CAMBRIDGE, England, Aug. 29 (UPI) — People who eat chocolate have reduced risk of heart attack and stroke but the benefit may be due to something else chocolate eaters do, British researchers say.
Dr. Oscar Franco and colleagues at the University of Cambridge conducted a review of seven studies involving more than 100,000 participants who did and did not have heart disease. For each study, they compared the group with the highest chocolate consumption against the group with the lowest consumption, Franco says.
The review finds the highest levels of chocolate consumption were associated with a 37 percent reduction in cardiovascular disease and a 29 percent reduction in stroke compared with lowest levels. No significant reduction was found in relation to heart failure.

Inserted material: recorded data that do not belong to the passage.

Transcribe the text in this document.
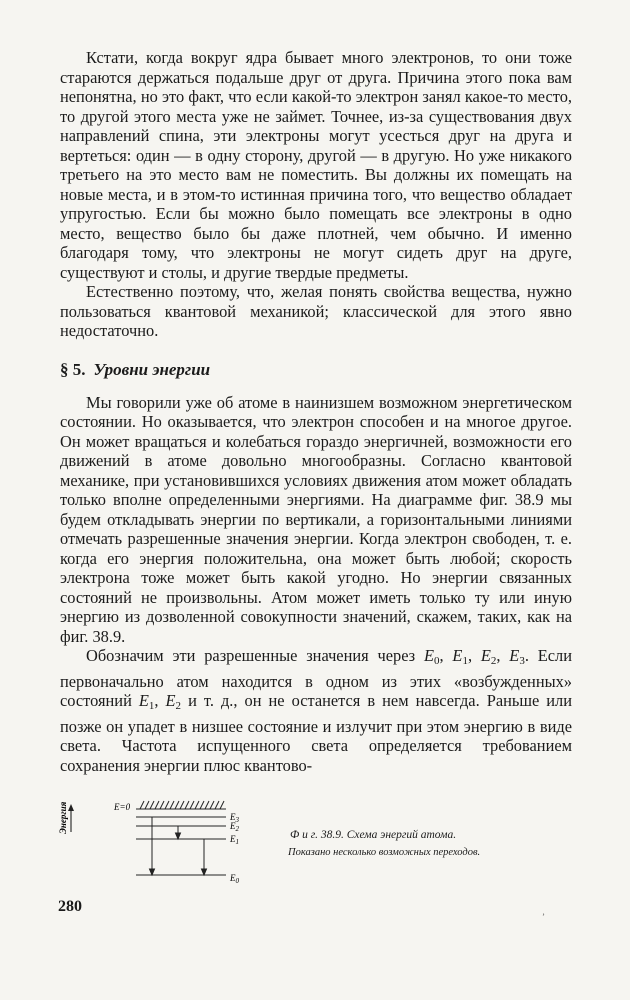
Кстати, когда вокруг ядра бывает много электронов, то они тоже стараются держаться подальше друг от друга. Причина этого пока вам непонятна, но это факт, что если какой-то электрон занял какое-то место, то другой этого места уже не займет. Точнее, из-за существования двух направлений спина, эти электроны могут усесться друг на друга и вертеться: один — в одну сторону, другой — в другую. Но уже никакого третьего на это место вам не поместить. Вы должны их помещать на новые места, и в этом-то истинная причина того, что вещество обладает упругостью. Если бы можно было помещать все электроны в одно место, вещество было бы даже плотней, чем обычно. И именно благодаря тому, что электроны не могут сидеть друг на друге, существуют и столы, и другие твердые предметы.

Естественно поэтому, что, желая понять свойства вещества, нужно пользоваться квантовой механикой; классической для этого явно недостаточно.

§ 5. Уровни энергии

Мы говорили уже об атоме в наинизшем возможном энергетическом состоянии. Но оказывается, что электрон способен и на многое другое. Он может вращаться и колебаться гораздо энергичней, возможности его движений в атоме довольно многообразны. Согласно квантовой механике, при установившихся условиях движения атом может обладать только вполне определенными энергиями. На диаграмме фиг. 38.9 мы будем откладывать энергии по вертикали, а горизонтальными линиями отмечать разрешенные значения энергии. Когда электрон свободен, т. е. когда его энергия положительна, она может быть любой; скорость электрона тоже может быть какой угодно. Но энергии связанных состояний не произвольны. Атом может иметь только ту или иную энергию из дозволенной совокупности значений, скажем, таких, как на фиг. 38.9.

Обозначим эти разрешенные значения через $E_0$, $E_1$, $E_2$, $E_3$. Если первоначально атом находится в одном из этих «возбужденных» состояний $E_1$, $E_2$ и т. д., он не останется в нем навсегда. Раньше или позже он упадет в низшее состояние и излучит при этом энергию в виде света. Частота испущенного света определяется требованием сохранения энергии плюс квантово-

Энергия	E=0
$E_3$
$E_2$
$E_1$
$E_0$
Ф и г. 38.9. Схема энергий атома.
Показано несколько возможных переходов.
280
ʼ
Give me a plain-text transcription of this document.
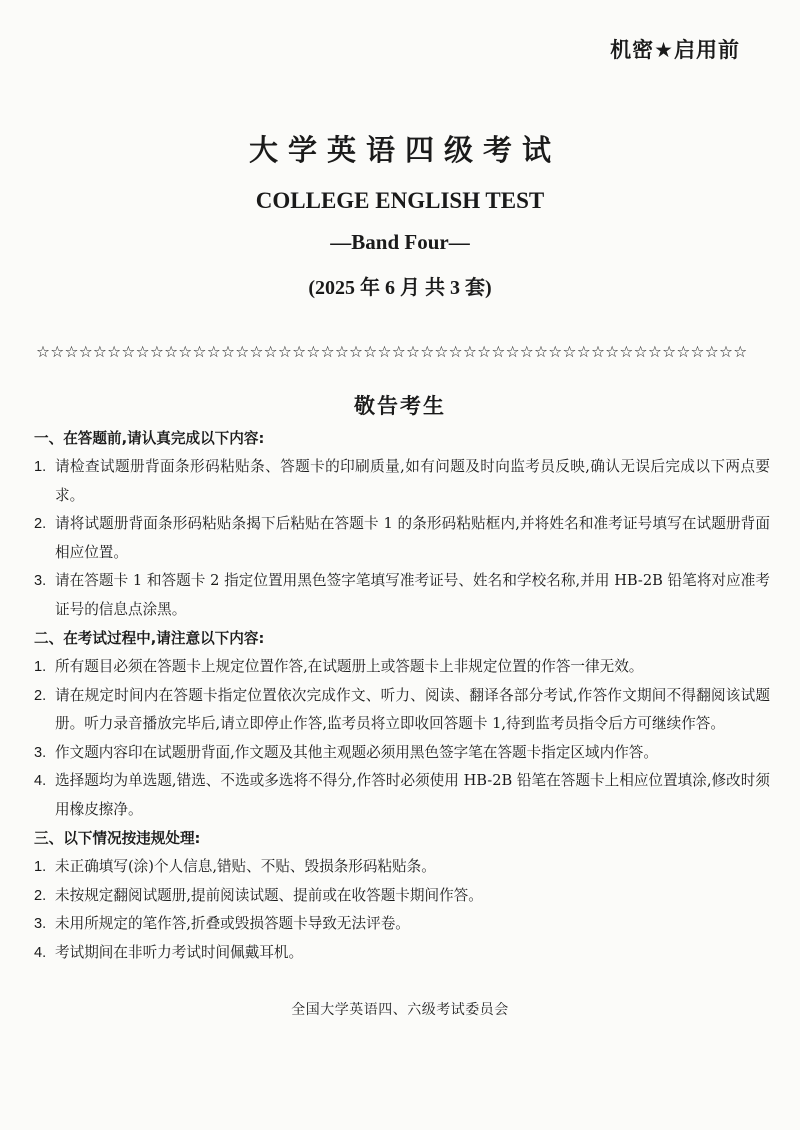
机密★启用前
大学英语四级考试
COLLEGE ENGLISH TEST
—Band Four—
(2025 年 6 月 共 3 套)
☆☆☆☆☆☆☆☆☆☆☆☆☆☆☆☆☆☆☆☆☆☆☆☆☆☆☆☆☆☆☆☆☆☆☆☆☆☆☆☆☆☆☆☆☆☆☆☆☆☆
敬告考生
一、在答题前,请认真完成以下内容:
1. 请检查试题册背面条形码粘贴条、答题卡的印刷质量,如有问题及时向监考员反映,确认无误后完成以下两点要求。
2. 请将试题册背面条形码粘贴条揭下后粘贴在答题卡 1 的条形码粘贴框内,并将姓名和准考证号填写在试题册背面相应位置。
3. 请在答题卡 1 和答题卡 2 指定位置用黑色签字笔填写准考证号、姓名和学校名称,并用 HB-2B 铅笔将对应准考证号的信息点涂黑。
二、在考试过程中,请注意以下内容:
1. 所有题目必须在答题卡上规定位置作答,在试题册上或答题卡上非规定位置的作答一律无效。
2. 请在规定时间内在答题卡指定位置依次完成作文、听力、阅读、翻译各部分考试,作答作文期间不得翻阅该试题册。听力录音播放完毕后,请立即停止作答,监考员将立即收回答题卡 1,待到监考员指令后方可继续作答。
3. 作文题内容印在试题册背面,作文题及其他主观题必须用黑色签字笔在答题卡指定区域内作答。
4. 选择题均为单选题,错选、不选或多选将不得分,作答时必须使用 HB-2B 铅笔在答题卡上相应位置填涂,修改时须用橡皮擦净。
三、以下情况按违规处理:
1. 未正确填写(涂)个人信息,错贴、不贴、毁损条形码粘贴条。
2. 未按规定翻阅试题册,提前阅读试题、提前或在收答题卡期间作答。
3. 未用所规定的笔作答,折叠或毁损答题卡导致无法评卷。
4. 考试期间在非听力考试时间佩戴耳机。
全国大学英语四、六级考试委员会
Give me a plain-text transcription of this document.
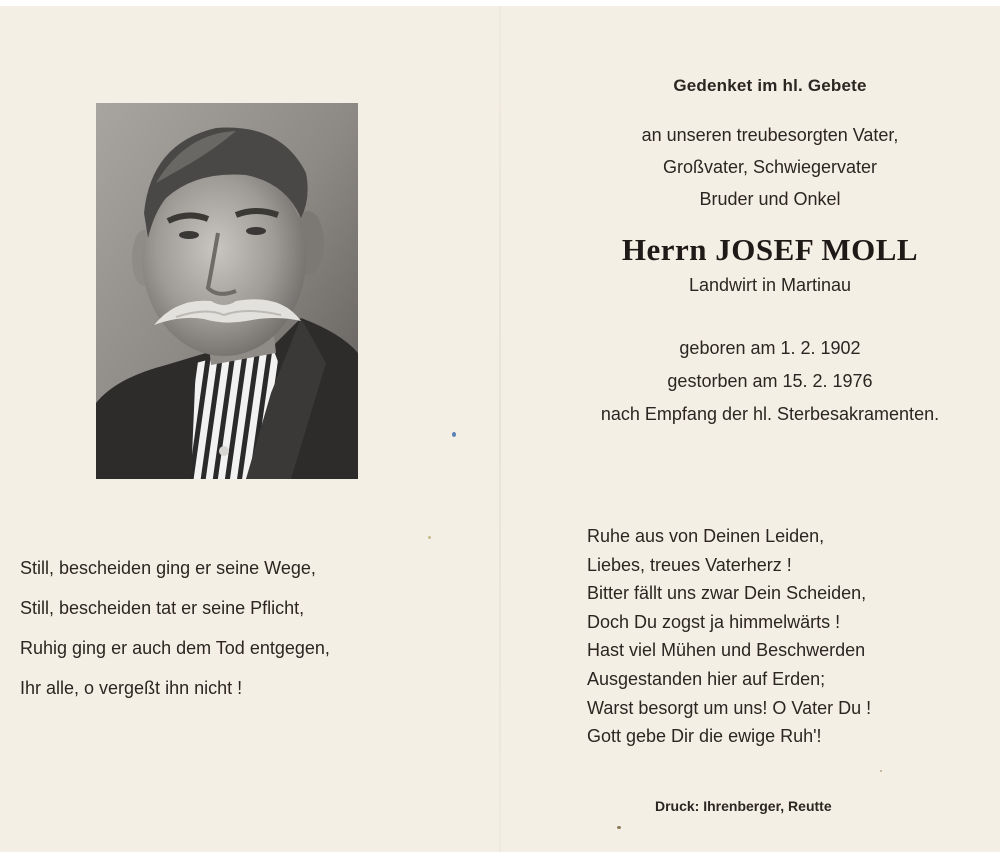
Gedenket im hl. Gebete
an unseren treubesorgten Vater,
Großvater, Schwiegervater
Bruder und Onkel
Herrn JOSEF MOLL
Landwirt in Martinau
geboren am 1. 2. 1902
gestorben am 15. 2. 1976
nach Empfang der hl. Sterbesakramenten.
Still, bescheiden ging er seine Wege,
Still, bescheiden tat er seine Pflicht,
Ruhig ging er auch dem Tod entgegen,
Ihr alle, o vergeßt ihn nicht !
Ruhe aus von Deinen Leiden,
Liebes, treues Vaterherz !
Bitter fällt uns zwar Dein Scheiden,
Doch Du zogst ja himmelwärts !
Hast viel Mühen und Beschwerden
Ausgestanden hier auf Erden;
Warst besorgt um uns! O Vater Du !
Gott gebe Dir die ewige Ruh'!
Druck: Ihrenberger, Reutte
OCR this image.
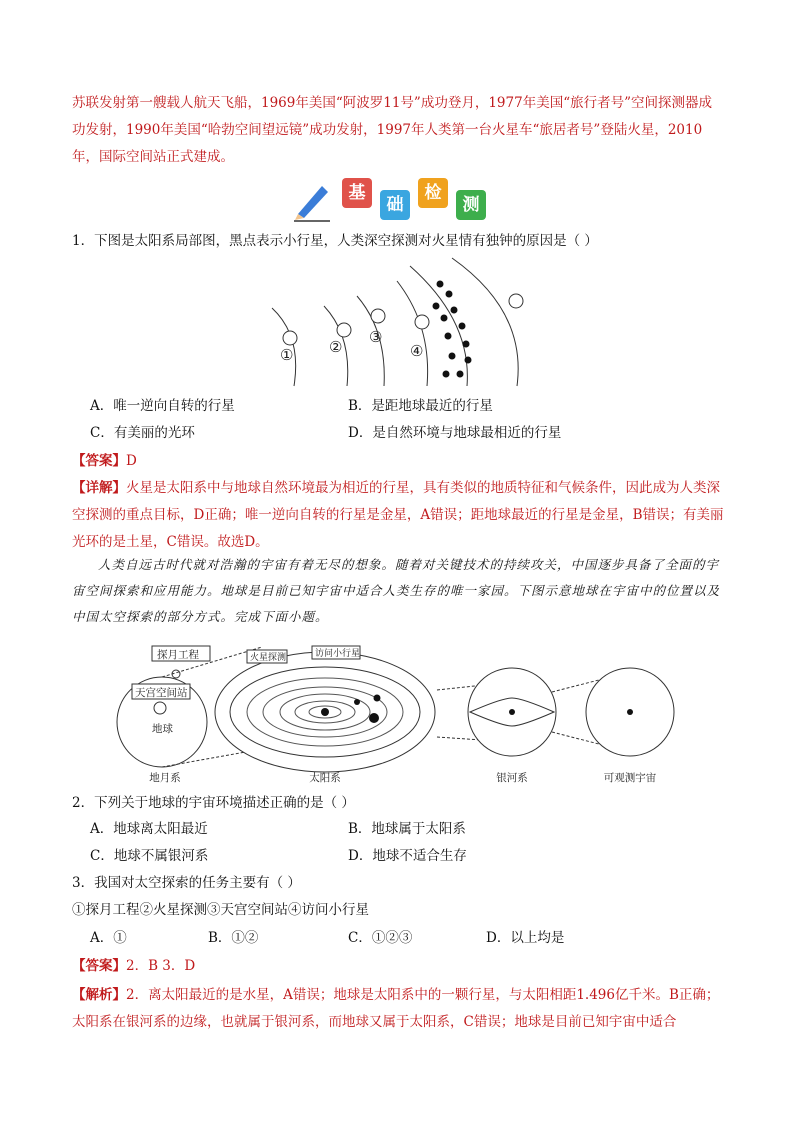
苏联发射第一艘载人航天飞船，1969年美国“阿波罗11号”成功登月，1977年美国“旅行者号”空间探测器成功发射，1990年美国“哈勃空间望远镜”成功发射，1997年人类第一台火星车“旅居者号”登陆火星，2010年，国际空间站正式建成。
基
础
检
测
1．下图是太阳系局部图，黑点表示小行星，人类深空探测对火星情有独钟的原因是（ ）
① ②
③
④
A．唯一逆向自转的行星	B．是距地球最近的行星
C．有美丽的光环	D．是自然环境与地球最相近的行星
【答案】D
【详解】火星是太阳系中与地球自然环境最为相近的行星，具有类似的地质特征和气候条件，因此成为人类深空探测的重点目标，D正确；唯一逆向自转的行星是金星，A错误；距地球最近的行星是金星，B错误；有美丽光环的是土星，C错误。故选D。
人类自远古时代就对浩瀚的宇宙有着无尽的想象。随着对关键技术的持续攻关，中国逐步具备了全面的宇宙空间探索和应用能力。地球是目前已知宇宙中适合人类生存的唯一家园。下图示意地球在宇宙中的位置以及中国太空探索的部分方式。完成下面小题。
探月工程
天宫空间站
地球
火星探测	访问小行星
地月系	太阳系	银河系	可观测宇宙
2．下列关于地球的宇宙环境描述正确的是（ ）
A．地球离太阳最近	B．地球属于太阳系
C．地球不属银河系	D．地球不适合生存
3．我国对太空探索的任务主要有（ ）
①探月工程②火星探测③天宫空间站④访问小行星
A．①	B．①②	C．①②③	D．以上均是
【答案】2．B 3．D
【解析】2．离太阳最近的是水星，A错误；地球是太阳系中的一颗行星，与太阳相距1.496亿千米。B正确；太阳系在银河系的边缘，也就属于银河系，而地球又属于太阳系，C错误；地球是目前已知宇宙中适合
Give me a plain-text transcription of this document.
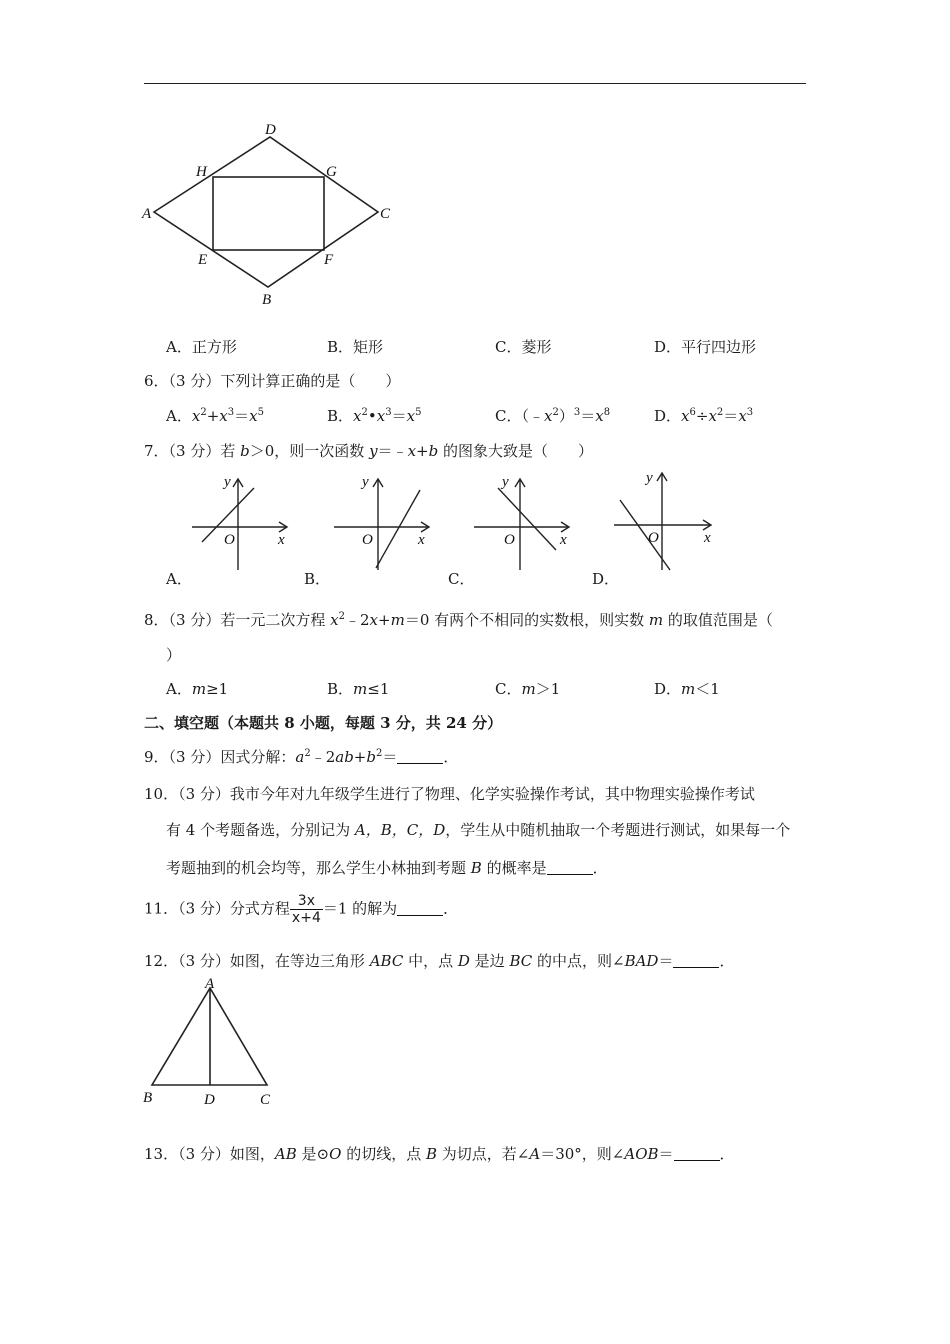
D
H	G
A	C
E	F
B
A．正方形	B．矩形	C．菱形	D．平行四边形
6．（3 分）下列计算正确的是（　　）
A．$x^2+x^3=x^5$	B．$x^2•x^3=x^5$	C．$(﹣x^2)^3=x^8$	D．$x^6\div x^2=x^3$
7．（3 分）若 b＞0，则一次函数 y＝﹣x+b 的图象大致是（　　）
y
O	x
y
O	x
y
O	x
y
O	x
A．	B．	C．	D．
8．（3 分）若一元二次方程 $x^2﹣2x+m=0$ 有两个不相同的实数根，则实数 m 的取值范围是（
）
A．m≥1	B．m≤1	C．m＞1	D．m＜1
二、填空题（本题共 8 小题，每题 3 分，共 24 分）
9．（3 分）因式分解：$a^2﹣2ab+b^2=$	．
10．（3 分）我市今年对九年级学生进行了物理、化学实验操作考试，其中物理实验操作考试
有 4 个考题备选，分别记为 A，B，C，D，学生从中随机抽取一个考题进行测试，如果每一个
考题抽到的机会均等，那么学生小林抽到考题 B 的概率是	．
11．（3 分）分式方程 $\frac{3x}{x+4} =1$ 的解为	．
12．（3 分）如图，在等边三角形 ABC 中，点 D 是边 BC 的中点，则∠BAD＝	．
A
B	D	C
13．（3 分）如图，AB 是⊙O 的切线，点 B 为切点，若∠A＝30°，则∠AOB＝	．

Many studies have shown the heart benefits of eating dark chocolate but the studies that were part of the review did not differentiate between dark or milk chocolate and included consumption of chocolate bars, drinks, biscuits and desserts, Franco says.
Franco and colleagues say further studies are needed to test whether chocolate actually causes this reduction in heart risk or if it can be explained by some other unmeasured confounding factor.
The findings need to be interpreted with caution, in particular because commercially available chocolate is very high in calories and eating too much of it could lead to weight gain and an increased risk of diabetes and heart disease, Franco says.
The review was presented at the European Society of Cardiology Congress in Paris.